Last | Change | Percent | |
S&P Futures | 1971.8 | -6.1 | -0.31% |
Eurostoxx Index | 3002.6 | 6.2 | 0.21% |
Oil (WTI) | 33.81 | -0.6 | -1.72% |
LIBOR | 0.633 | -0.002 | -0.31% |
US Dollar Index (DXY) | 98.48 | 0.129 | 0.13% |
10 Year Govt Bond Yield | 1.86% | 0.04% | |
Current Coupon Ginnie Mae TBA | 105.3 | ||
Current Coupon Fannie Mae TBA | 104.5 | ||
BankRate 30 Year Fixed Rate Mortgage | 3.81 |
Stocks are lower this morning after yesterday's strong rally. Bonds and MBS are down.
Mortgage Applications fell 4.8% last week as purchases fell 0.6% and refis fell 7.2%.
The ADP Employment change came in stronger than expected at 214k jobs. The Street is forecasting an increase of 195k payrolls for Friday's jobs report. All of the activity was in the services sector, as the manufacturing sector lost about 9,000 jobs and the financial sector added only 8,000.
Chart: ADP jobs
The ISM New York Index fell slightly to 53.6
Donald Trump and Hillary Clinton were the big winners on Super Tuesday. You can probably stick a fork in Sanders at this point. For the GOP, the question is whether Donald Trump is a plurality winner or a majority winner. The establishment is hoping that once they coalesce around a single candidate, the numbers will swing to that candidate. If they go the brokered convention route, Trump will almost certainly run as an independent, which guarantees a Clinton landslide.
Yesterday was a bloodbath in Treasuries, with the 10 year yield increasing about 9 basis points to 1.82%. The 2 year yield increased 7 basis points. If we see strong wage growth on Friday's jobs report, we could see further weakness in Treasuries.

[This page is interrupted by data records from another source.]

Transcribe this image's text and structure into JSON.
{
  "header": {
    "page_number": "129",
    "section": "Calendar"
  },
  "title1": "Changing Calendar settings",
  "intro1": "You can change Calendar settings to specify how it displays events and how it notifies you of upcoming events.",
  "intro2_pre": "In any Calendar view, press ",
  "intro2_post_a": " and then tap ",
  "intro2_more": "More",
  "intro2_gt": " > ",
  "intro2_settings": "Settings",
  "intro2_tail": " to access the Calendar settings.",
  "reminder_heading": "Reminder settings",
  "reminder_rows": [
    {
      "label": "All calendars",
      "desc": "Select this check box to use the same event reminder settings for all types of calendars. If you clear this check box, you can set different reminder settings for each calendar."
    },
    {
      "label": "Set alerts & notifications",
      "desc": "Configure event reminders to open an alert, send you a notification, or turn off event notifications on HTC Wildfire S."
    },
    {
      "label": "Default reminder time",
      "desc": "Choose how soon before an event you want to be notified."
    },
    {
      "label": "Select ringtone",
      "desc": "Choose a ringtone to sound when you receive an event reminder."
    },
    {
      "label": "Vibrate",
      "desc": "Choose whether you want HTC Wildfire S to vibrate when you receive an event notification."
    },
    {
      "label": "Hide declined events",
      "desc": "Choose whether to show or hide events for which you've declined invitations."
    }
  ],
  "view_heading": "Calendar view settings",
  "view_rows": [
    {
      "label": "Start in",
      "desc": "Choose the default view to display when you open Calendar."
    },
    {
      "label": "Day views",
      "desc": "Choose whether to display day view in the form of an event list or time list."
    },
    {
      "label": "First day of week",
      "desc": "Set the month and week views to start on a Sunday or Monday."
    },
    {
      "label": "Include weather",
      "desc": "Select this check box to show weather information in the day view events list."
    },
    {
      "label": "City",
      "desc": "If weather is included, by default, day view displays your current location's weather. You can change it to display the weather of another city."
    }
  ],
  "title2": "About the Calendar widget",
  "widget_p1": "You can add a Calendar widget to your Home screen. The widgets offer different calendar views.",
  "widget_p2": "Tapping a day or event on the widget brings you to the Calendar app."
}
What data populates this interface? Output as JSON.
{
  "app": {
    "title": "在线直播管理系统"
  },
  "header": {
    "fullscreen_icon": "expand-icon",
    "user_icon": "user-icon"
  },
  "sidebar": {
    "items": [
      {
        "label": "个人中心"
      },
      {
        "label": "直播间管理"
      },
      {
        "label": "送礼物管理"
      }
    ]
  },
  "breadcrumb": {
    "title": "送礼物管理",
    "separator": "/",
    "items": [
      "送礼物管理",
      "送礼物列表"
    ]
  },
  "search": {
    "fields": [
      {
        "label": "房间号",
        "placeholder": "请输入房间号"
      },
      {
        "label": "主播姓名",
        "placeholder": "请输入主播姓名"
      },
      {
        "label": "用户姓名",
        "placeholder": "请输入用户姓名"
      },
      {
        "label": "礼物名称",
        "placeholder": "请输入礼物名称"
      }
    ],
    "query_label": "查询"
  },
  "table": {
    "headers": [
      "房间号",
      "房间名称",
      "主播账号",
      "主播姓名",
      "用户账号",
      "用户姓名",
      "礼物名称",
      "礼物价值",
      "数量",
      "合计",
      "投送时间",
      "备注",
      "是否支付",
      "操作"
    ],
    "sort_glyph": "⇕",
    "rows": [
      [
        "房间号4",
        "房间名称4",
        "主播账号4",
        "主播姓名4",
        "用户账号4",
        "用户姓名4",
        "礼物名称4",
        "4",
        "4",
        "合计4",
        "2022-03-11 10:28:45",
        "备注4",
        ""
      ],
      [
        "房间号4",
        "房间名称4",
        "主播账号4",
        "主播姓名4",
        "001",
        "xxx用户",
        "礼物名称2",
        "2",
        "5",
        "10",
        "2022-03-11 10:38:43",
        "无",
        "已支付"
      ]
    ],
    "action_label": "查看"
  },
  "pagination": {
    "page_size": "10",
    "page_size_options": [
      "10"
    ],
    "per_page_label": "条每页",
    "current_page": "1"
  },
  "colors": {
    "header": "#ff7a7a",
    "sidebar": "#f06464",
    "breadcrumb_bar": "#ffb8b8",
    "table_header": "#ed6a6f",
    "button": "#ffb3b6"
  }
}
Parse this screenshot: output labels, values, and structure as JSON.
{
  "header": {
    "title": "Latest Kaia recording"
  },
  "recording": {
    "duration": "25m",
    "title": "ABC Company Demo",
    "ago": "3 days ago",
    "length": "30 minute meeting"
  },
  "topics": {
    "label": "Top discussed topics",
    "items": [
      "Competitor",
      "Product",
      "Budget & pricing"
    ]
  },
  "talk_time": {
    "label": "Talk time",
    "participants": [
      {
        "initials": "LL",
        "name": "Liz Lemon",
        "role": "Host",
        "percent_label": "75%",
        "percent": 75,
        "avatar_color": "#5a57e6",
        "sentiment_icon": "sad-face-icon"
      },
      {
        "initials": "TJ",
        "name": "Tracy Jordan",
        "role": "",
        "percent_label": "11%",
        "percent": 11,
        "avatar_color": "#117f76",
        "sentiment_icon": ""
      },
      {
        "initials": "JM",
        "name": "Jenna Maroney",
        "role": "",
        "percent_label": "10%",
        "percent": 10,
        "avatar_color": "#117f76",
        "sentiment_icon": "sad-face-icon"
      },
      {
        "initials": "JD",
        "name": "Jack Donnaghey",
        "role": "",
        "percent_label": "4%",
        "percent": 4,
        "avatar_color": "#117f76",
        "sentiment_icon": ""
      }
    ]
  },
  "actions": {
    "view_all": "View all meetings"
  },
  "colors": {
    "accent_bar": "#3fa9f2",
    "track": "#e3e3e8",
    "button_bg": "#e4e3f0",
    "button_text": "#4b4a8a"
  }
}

To put the current 1.85% 10 year yield in perspective: when the Fed hiked rates last December, the yield was 2.3%. That said, the fact that interest rates are falling globally will prevent Treasuries from falling too much. Note the German 10 year Bund is close to the sub 10 basis point lows of last spring, and currently yields 18 basis points. The Japanese Government 10 year bond yield is negative 5 basis points. Global investors look at Treasuries yielding more than Italian, Spanish, and Irish bonds and see relative attractiveness, especially since the US is about the only country not trying to devalue its currency. That should help keep a lid on rates.
Chart: German Bund Yield
The collapse in global bond yields is sending a signal that the Fed isn't going to ignore - that deflation remains a threat. Janet Yellen has pledged to let the labor market "run hot" for a while and that means letting wage growth run. The big question is what happens to the labor force participation rate. If these workers come back, that will prevent too much wage inflation and will be ultimately better for the economy in the longer term. If they don't, then look for wage inflation to begin and the Fed to move earlier.